スピカ
「あ、お帰り」

サンダルを無造作に脱いで家に上がると、姉がリビングからひょこっと顔を出した。

「あれ? 蛍姉、てっちゃんの家に泊まったんじゃなかったの?」

「うん、でも朝方帰って来てたんだ」

ふーん、と言ってその横を通り過ぎる。
ついでに固定されていた扇風機を首振りにしてやると、蛍姉はくそぅ、と小さく呟きながら、ごろんと地べたに寝転がった。
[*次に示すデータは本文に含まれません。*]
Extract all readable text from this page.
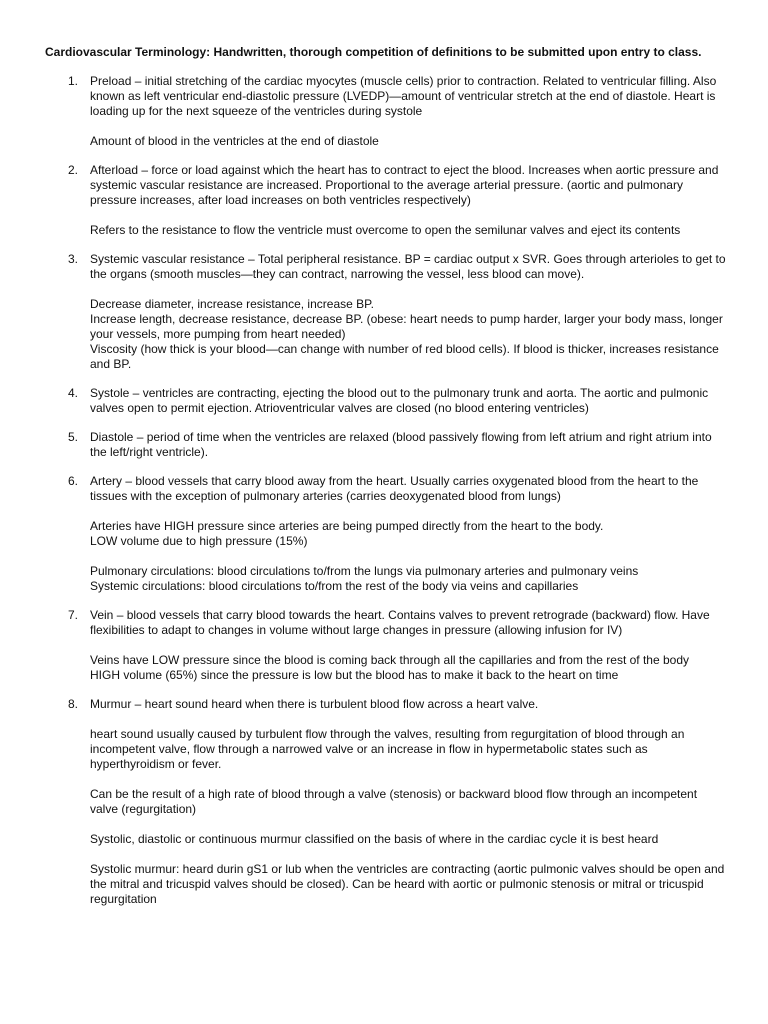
Cardiovascular Terminology: Handwritten, thorough competition of definitions to be submitted upon entry to class.

1. Preload – initial stretching of the cardiac myocytes (muscle cells) prior to contraction. Related to ventricular filling. Also known as left ventricular end-diastolic pressure (LVEDP)—amount of ventricular stretch at the end of diastole. Heart is loading up for the next squeeze of the ventricles during systole

Amount of blood in the ventricles at the end of diastole

2. Afterload – force or load against which the heart has to contract to eject the blood. Increases when aortic pressure and systemic vascular resistance are increased. Proportional to the average arterial pressure. (aortic and pulmonary pressure increases, after load increases on both ventricles respectively)

Refers to the resistance to flow the ventricle must overcome to open the semilunar valves and eject its contents

3. Systemic vascular resistance – Total peripheral resistance. BP = cardiac output x SVR. Goes through arterioles to get to the organs (smooth muscles—they can contract, narrowing the vessel, less blood can move).

Decrease diameter, increase resistance, increase BP.
Increase length, decrease resistance, decrease BP. (obese: heart needs to pump harder, larger your body mass, longer your vessels, more pumping from heart needed)
Viscosity (how thick is your blood—can change with number of red blood cells). If blood is thicker, increases resistance and BP.

4. Systole – ventricles are contracting, ejecting the blood out to the pulmonary trunk and aorta. The aortic and pulmonic valves open to permit ejection. Atrioventricular valves are closed (no blood entering ventricles)

5. Diastole – period of time when the ventricles are relaxed (blood passively flowing from left atrium and right atrium into the left/right ventricle).

6. Artery – blood vessels that carry blood away from the heart. Usually carries oxygenated blood from the heart to the tissues with the exception of pulmonary arteries (carries deoxygenated blood from lungs)

Arteries have HIGH pressure since arteries are being pumped directly from the heart to the body.
LOW volume due to high pressure (15%)

Pulmonary circulations: blood circulations to/from the lungs via pulmonary arteries and pulmonary veins
Systemic circulations: blood circulations to/from the rest of the body via veins and capillaries

7. Vein – blood vessels that carry blood towards the heart. Contains valves to prevent retrograde (backward) flow. Have flexibilities to adapt to changes in volume without large changes in pressure (allowing infusion for IV)

Veins have LOW pressure since the blood is coming back through all the capillaries and from the rest of the body
HIGH volume (65%) since the pressure is low but the blood has to make it back to the heart on time

8. Murmur – heart sound heard when there is turbulent blood flow across a heart valve.

heart sound usually caused by turbulent flow through the valves, resulting from regurgitation of blood through an incompetent valve, flow through a narrowed valve or an increase in flow in hypermetabolic states such as hyperthyroidism or fever.

Can be the result of a high rate of blood through a valve (stenosis) or backward blood flow through an incompetent valve (regurgitation)

Systolic, diastolic or continuous murmur classified on the basis of where in the cardiac cycle it is best heard

Systolic murmur: heard durin gS1 or lub when the ventricles are contracting (aortic pulmonic valves should be open and the mitral and tricuspid valves should be closed). Can be heard with aortic or pulmonic stenosis or mitral or tricuspid regurgitation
姉の蛍は、向かいに住んでいるてっちゃんこと尾崎哲巳と付き合っている。
蛍姉とてっちゃんは幼馴染みで、あたしもよく知っているし、互いの親も承認済み。だからしょっちゅう家を行き来しては、泊まったりしている。
昨夜もてっちゃんの家に泊まっていたらしい。

冷蔵庫からミネラルウォーターを取り出すと、ひんやりと冷たい感覚が手の平全体に伝わってきた。
この瞬間が、好き。
まだ弱い、身体全体には行き届かないくらいのぞくりとした感じ。

水を喉に通していると、母親が汗だくになって部屋に入って来た。どうやら洗濯物を干し終えたらしい。

「あら。蛍、帰ってきてたの?」

「うん。って、お母さん、雅と同じ事言ってるし」

あはは、と笑うお母さん。
あたしとは比べものにならないくらい陽気な性格。正直な所、あたしは神経質だし冷めた性格だ。だから、時々お母さんが羨ましくなる。

ペットボトルの蓋を閉め、冷蔵庫にそれを直した。